General Perhaps the most disappointing, and most worrying, provisions relate to the type of agreements which can modify the operation of the legislation. These can modify the provisions on daily and weekly rest, breaks, maximum weekly hours and night work.

The Regulations permit these modifications to be made by collective agreements. This is required by the Directive.

The Regulations introduce the additional (but desirable) requirement that the collective agreement must be with an independent trade union. It would be preferable if the Regulations also required the agreement to be in writing.

Rights to compensatory rest under agreements are enforceable in Tribunals, and the Regulations do provide that all rights granted under agreements which modify the Regulations should be enforceable by individual workers: rights under the Directive should only be given up when enforceable rights are guaranteed in return.

The Directive allows derogations by collective agreements or 'agreements between the two sides of industry'. These agreements must be 'at the appropriate collective level', but like their predecessors, the Government believes this permits agreements with elected workforce representatives, of no permanence or status. It goes further: it allows for agreements made between employers and the majority of individual members of the workforce. These 'workforce agreements' with representatives or workers are only permitted for workers not covered by collective bargaining.

This does not adequately implement the Directive. It also causes immense practical and policy problems.

Take first agreements made with representatives. The Regulations allow the employer to determine the number of representatives and their term of office. There is no requirement of independence. There is no protection against representatives being under the domination or control of employers, or offered inducements by employers. 
There are inadequate safeguards for the election of representatives.

For agreements with the majority of individual members of the workforce, there is inadequate protection against workers being coerced or induced to sign agreements which give up rights. This is bad enough for the workers who sign: even worse for those who refuse to sign but then find their rights removed through the actions of others over whom they have no control.

This is the central problem: how can individual employees be bound by these agreements? What redress do they have to challenge the validity of the agreements: the appropriateness of the representatives and the status of agreements purportedly reached by representatives. The answer appears to be 'none', which is in breach of European law requirements regarding representatives and is a recipe for industrial chaos.

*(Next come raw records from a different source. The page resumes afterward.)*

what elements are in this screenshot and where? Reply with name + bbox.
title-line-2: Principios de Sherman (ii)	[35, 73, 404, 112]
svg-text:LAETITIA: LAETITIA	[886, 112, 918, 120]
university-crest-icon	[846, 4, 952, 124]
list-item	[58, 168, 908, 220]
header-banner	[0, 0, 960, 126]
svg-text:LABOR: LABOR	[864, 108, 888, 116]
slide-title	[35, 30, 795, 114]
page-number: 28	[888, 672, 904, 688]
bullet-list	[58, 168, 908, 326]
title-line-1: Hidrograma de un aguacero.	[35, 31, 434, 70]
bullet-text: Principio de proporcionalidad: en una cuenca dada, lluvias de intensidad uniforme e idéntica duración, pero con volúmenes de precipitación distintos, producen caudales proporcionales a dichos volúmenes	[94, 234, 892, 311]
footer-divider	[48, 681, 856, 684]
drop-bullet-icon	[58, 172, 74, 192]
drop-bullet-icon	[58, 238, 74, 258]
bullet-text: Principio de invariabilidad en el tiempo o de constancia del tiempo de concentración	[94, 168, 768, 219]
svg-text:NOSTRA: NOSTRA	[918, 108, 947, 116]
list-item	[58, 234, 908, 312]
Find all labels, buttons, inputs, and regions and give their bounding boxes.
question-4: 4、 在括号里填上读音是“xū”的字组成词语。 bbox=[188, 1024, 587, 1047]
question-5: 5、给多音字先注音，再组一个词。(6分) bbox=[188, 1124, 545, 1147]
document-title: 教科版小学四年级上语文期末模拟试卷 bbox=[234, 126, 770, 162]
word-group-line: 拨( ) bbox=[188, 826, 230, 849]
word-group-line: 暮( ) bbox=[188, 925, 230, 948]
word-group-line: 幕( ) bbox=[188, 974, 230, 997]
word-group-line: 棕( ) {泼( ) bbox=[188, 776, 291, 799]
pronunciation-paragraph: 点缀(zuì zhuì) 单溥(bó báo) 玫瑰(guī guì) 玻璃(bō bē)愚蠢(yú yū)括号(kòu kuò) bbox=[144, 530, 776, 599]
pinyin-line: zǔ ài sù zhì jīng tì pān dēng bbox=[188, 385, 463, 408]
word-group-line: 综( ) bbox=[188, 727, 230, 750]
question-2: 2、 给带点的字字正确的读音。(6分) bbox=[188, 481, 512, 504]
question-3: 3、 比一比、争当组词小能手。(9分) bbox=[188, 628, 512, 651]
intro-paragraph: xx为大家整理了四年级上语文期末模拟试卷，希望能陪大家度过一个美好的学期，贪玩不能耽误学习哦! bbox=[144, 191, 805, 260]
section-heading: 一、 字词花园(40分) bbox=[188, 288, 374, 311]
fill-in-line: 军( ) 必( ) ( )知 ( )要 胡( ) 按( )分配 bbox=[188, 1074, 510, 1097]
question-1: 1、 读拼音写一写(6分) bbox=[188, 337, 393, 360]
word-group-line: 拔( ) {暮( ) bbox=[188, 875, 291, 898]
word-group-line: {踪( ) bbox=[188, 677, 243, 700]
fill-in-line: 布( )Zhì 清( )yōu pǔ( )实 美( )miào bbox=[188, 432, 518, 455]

The Regulations do not even require the employer to take account of the views of the workforce when deciding the arrangements for representatives.

The position is particularly acute for workers who join the employer after a workforce agreement has been concluded and yet are bound by it for up to five years.

There is a democratic deficit. Workers who are dissatisfied with an agreement have no way of challenging it or calling representatives to account, whereas unions are accountable to their members through their rule books and democratic procedures.

Employers who wish to take advantage of flexibility under the Regulations should have one option: recognise a trade union in respect of working hours. This gives flexibility coupled with the protection of an independent representative and also achieves the policy of encouraging union recognition without a proliferation of ballots, elections and attendant legalism and bureaucracy.